The three sisters claimed the ability to communicate with the spirit of Mr Charles Rosner, believed to have been murdered and buried in the house cellar. Although Rosner turned out to be a stereotype, the neighbours found a bone buried in the house and took up the common belief of the three sister’s ability to communicate with spirits. The fox sisters had developed a code for every sequence of tappings from which they could interpret the information relayed by the spirits. During the antebellum period, death was rapid in the US, and people wanted answers to the cause of the sudden deaths. They wanted hope, and the ability to communicate with their deceased loved ones was a blessing much awaited.
People were willing to pay for the services of Catherine and Margaret, and their sister Leah managed their career to travel around the world channelling spirits. Soon enough, several women started copying their art, and the concept of spiritualism gathered momentum.

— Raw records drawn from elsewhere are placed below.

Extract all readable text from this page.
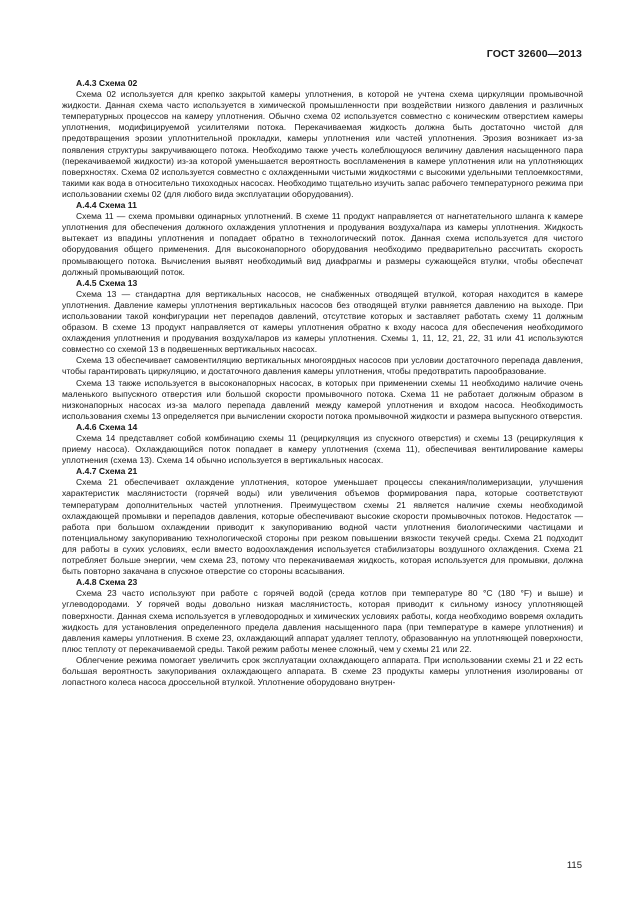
ГОСТ 32600—2013
А.4.3 Схема 02

Схема 02 используется для крепко закрытой камеры уплотнения, в которой не учтена схема циркуляции промывочной жидкости. Данная схема часто используется в химической промышленности при воздействии низкого давления и различных температурных процессов на камеру уплотнения. Обычно схема 02 используется совместно с коническим отверстием камеры уплотнения, модифицируемой усилителями потока. Перекачиваемая жидкость должна быть достаточно чистой для предотвращения эрозии уплотнительной прокладки, камеры уплотнения или частей уплотнения. Эрозия возникает из-за появления структуры закручивающего потока. Необходимо также учесть колеблющуюся величину давления насыщенного пара (перекачиваемой жидкости) из-за которой уменьшается вероятность воспламенения в камере уплотнения или на уплотняющих поверхностях. Схема 02 используется совместно с охлажденными чистыми жидкостями с высокими удельными теплоемкостями, такими как вода в относительно тихоходных насосах. Необходимо тщательно изучить запас рабочего температурного режима при использовании схемы 02 (для любого вида эксплуатации оборудования).

А.4.4 Схема 11

Схема 11 — схема промывки одинарных уплотнений. В схеме 11 продукт направляется от нагнетательного шланга к камере уплотнения для обеспечения должного охлаждения уплотнения и продувания воздуха/пара из камеры уплотнения. Жидкость вытекает из впадины уплотнения и попадает обратно в технологический поток. Данная схема используется для чистого оборудования общего применения. Для высоконапорного оборудования необходимо предварительно рассчитать скорость промывающего потока. Вычисления выявят необходимый вид диафрагмы и размеры сужающейся втулки, чтобы обеспечат должный промывающий поток.

А.4.5 Схема 13

Схема 13 — стандартна для вертикальных насосов, не снабженных отводящей втулкой, которая находится в камере уплотнения. Давление камеры уплотнения вертикальных насосов без отводящей втулки равняется давлению на выходе. При использовании такой конфигурации нет перепадов давлений, отсутствие которых и заставляет работать схему 11 должным образом. В схеме 13 продукт направляется от камеры уплотнения обратно к входу насоса для обеспечения необходимого охлаждения уплотнения и продувания воздуха/паров из камеры уплотнения. Схемы 1, 11, 12, 21, 22, 31 или 41 используются совместно со схемой 13 в подвешенных вертикальных насосах.

Схема 13 обеспечивает самовентиляцию вертикальных многоярдных насосов при условии достаточного перепада давления, чтобы гарантировать циркуляцию, и достаточного давления камеры уплотнения, чтобы предотвратить парообразование.

Схема 13 также используется в высоконапорных насосах, в которых при применении схемы 11 необходимо наличие очень маленького выпускного отверстия или большой скорости промывочного потока. Схема 11 не работает должным образом в низконапорных насосах из-за малого перепада давлений между камерой уплотнения и входом насоса. Необходимость использования схемы 13 определяется при вычислении скорости потока промывочной жидкости и размера выпускного отверстия.

А.4.6 Схема 14

Схема 14 представляет собой комбинацию схемы 11 (рециркуляция из спускного отверстия) и схемы 13 (рециркуляция к приему насоса). Охлаждающийся поток попадает в камеру уплотнения (схема 11), обеспечивая вентилирование камеры уплотнения (схема 13). Схема 14 обычно используется в вертикальных насосах.

А.4.7 Схема 21

Схема 21 обеспечивает охлаждение уплотнения, которое уменьшает процессы спекания/полимеризации, улучшения характеристик маслянистости (горячей воды) или увеличения объемов формирования пара, которые соответствуют температурам дополнительных частей уплотнения. Преимуществом схемы 21 является наличие схемы необходимой охлаждающей промывки и перепадов давления, которые обеспечивают высокие скорости промывочных потоков. Недостаток — работа при большом охлаждении приводит к закупориванию водной части уплотнения биологическими частицами и потенциальному закупориванию технологической стороны при резком повышении вязкости текучей среды. Схема 21 подходит для работы в сухих условиях, если вместо водоохлаждения используется стабилизаторы воздушного охлаждения. Схема 21 потребляет больше энергии, чем схема 23, потому что перекачиваемая жидкость, которая используется для промывки, должна быть повторно закачана в спускное отверстие со стороны всасывания.

А.4.8 Схема 23

Схема 23 часто используют при работе с горячей водой (среда котлов при температуре 80 °С (180 °F) и выше) и углеводородами. У горячей воды довольно низкая маслянистость, которая приводит к сильному износу уплотняющей поверхности. Данная схема используется в углеводородных и химических условиях работы, когда необходимо вовремя охладить жидкость для установления определенного предела давления насыщенного пара (при температуре в камере уплотнения) и давления камеры уплотнения. В схеме 23, охлаждающий аппарат удаляет теплоту, образованную на уплотняющей поверхности, плюс теплоту от перекачиваемой среды. Такой режим работы менее сложный, чем у схемы 21 или 22.

Облегчение режима помогает увеличить срок эксплуатации охлаждающего аппарата. При использовании схемы 21 и 22 есть большая вероятность закупоривания охлаждающего аппарата. В схеме 23 продукты камеры уплотнения изолированы от лопастного колеса насоса дроссельной втулкой. Уплотнение оборудовано внутрен-

115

There was, however, a contradictory occurrence right before Margaretta Fox passed away when she claimed that spiritualism was a pure hoax. She openly suggested that the concept of spiritualism was a pure lie that she intended to expose and give spiritualism the death blow it deserved. Her intentions of denying the very belief she brought the world were still unknown until she revealed the mysterious story of young children seeking to scare their parents. They had been making the tapping noises by bouncing an apple tied to a string on the floor or hitting their bed frames.
When they travelled around channelling spirits, they contorted the cracking sounds of their fingers, toes, and joints to mimic the sounds they needed for the art. Despite this revelation, spiritualism has much ground in the US and other parts of the world, with much application in religious and cultural aspects.